Because the meaning and interpretation of the standard NDF components (data, variance, quality, etc.) is well-defined, it is always possible to decide into which of three categories each of these components falls when writing an application. This then dictates the action which should be taken, as follows:
For instance, if an operation is to be performed on the data component, then an appropriate operation must usually also be performed on the variance component (if defined) so that it continues to represent the variance of the data in the output NDF. If the application cannot perform the necessary operation, then any component which would become invalid as a result falls into category 3 below (and is simply ignored).
For instance, the special case of adding a constant to the data component
would not render the variance component invalid.
It may therefore simply be propagated (i.e. copied) to the output NDF
unchanged.
Most applications which perform pixel-to-pixel processing and do not change
the shape of an NDF can also propagate the axis and quality
components in the same way.
It may not be possible to ensure that some NDF components will retain their
validity after processing.
This may simply be because an application (or perhaps an entire software
package) chooses not to support certain NDF components; this is quite
acceptable behaviour.
Alternatively, the meaning of certain components may be destroyed by certain
types of processing; for instance the validity of the quality component
cannot possibly survive a Fourier transform operation applied to the data
component no matter how sophisticated the software.

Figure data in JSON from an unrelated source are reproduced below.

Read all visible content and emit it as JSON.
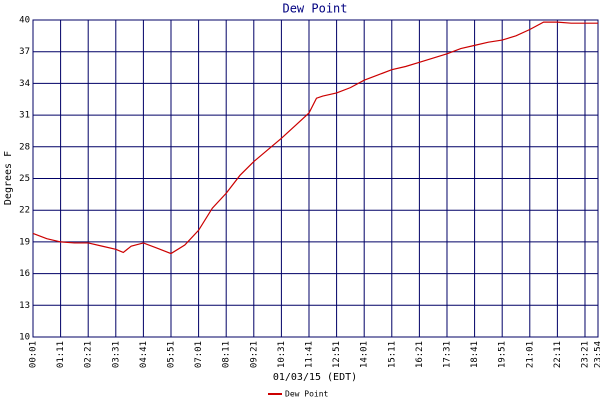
{
  "chart_data": {
    "type": "line",
    "title": "Dew Point",
    "xlabel": "01/03/15 (EDT)",
    "ylabel": "Degrees F",
    "x": [
      "00:01",
      "00:36",
      "01:11",
      "01:46",
      "02:21",
      "02:56",
      "03:31",
      "03:50",
      "04:10",
      "04:41",
      "05:16",
      "05:51",
      "06:26",
      "07:01",
      "07:36",
      "08:11",
      "08:46",
      "09:21",
      "09:56",
      "10:31",
      "11:06",
      "11:41",
      "12:00",
      "12:16",
      "12:51",
      "13:26",
      "14:01",
      "14:36",
      "15:11",
      "15:46",
      "16:21",
      "16:56",
      "17:31",
      "18:06",
      "18:41",
      "19:16",
      "19:51",
      "20:26",
      "21:01",
      "21:36",
      "22:11",
      "22:46",
      "23:21",
      "23:54"
    ],
    "series": [
      {
        "name": "Dew Point",
        "color": "#cc0000",
        "values": [
          19.8,
          19.3,
          19.0,
          18.9,
          18.9,
          18.6,
          18.3,
          18.0,
          18.6,
          18.9,
          18.4,
          17.9,
          18.7,
          20.1,
          22.2,
          23.6,
          25.3,
          26.6,
          27.7,
          28.8,
          30.0,
          31.2,
          32.6,
          32.8,
          33.1,
          33.6,
          34.3,
          34.8,
          35.3,
          35.6,
          36.0,
          36.4,
          36.8,
          37.3,
          37.6,
          37.9,
          38.1,
          38.5,
          39.1,
          39.8,
          39.8,
          39.7,
          39.7,
          39.7
        ]
      }
    ],
    "xlim": [
      "00:01",
      "23:54"
    ],
    "xticks": [
      "00:01",
      "01:11",
      "02:21",
      "03:31",
      "04:41",
      "05:51",
      "07:01",
      "08:11",
      "09:21",
      "10:31",
      "11:41",
      "12:51",
      "14:01",
      "15:11",
      "16:21",
      "17:31",
      "18:41",
      "19:51",
      "21:01",
      "22:11",
      "23:21",
      "23:54"
    ],
    "ylim": [
      10,
      40
    ],
    "yticks": [
      10,
      13,
      16,
      19,
      22,
      25,
      28,
      31,
      34,
      37,
      40
    ],
    "grid": true,
    "grid_color": "#000066"
  }
}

In either case, the affected component(s) must be ignored and not
propagated.
This means that they will be lost from the output NDF.
The purpose of these rules is to ensure that the validity of all the standard NDF components is retained throughout all stages of processing, and that all defined components in an NDF always have valid values. If an application cannot guarantee this for any component, then it must ignore that component so that it remains undefined in the output data structure.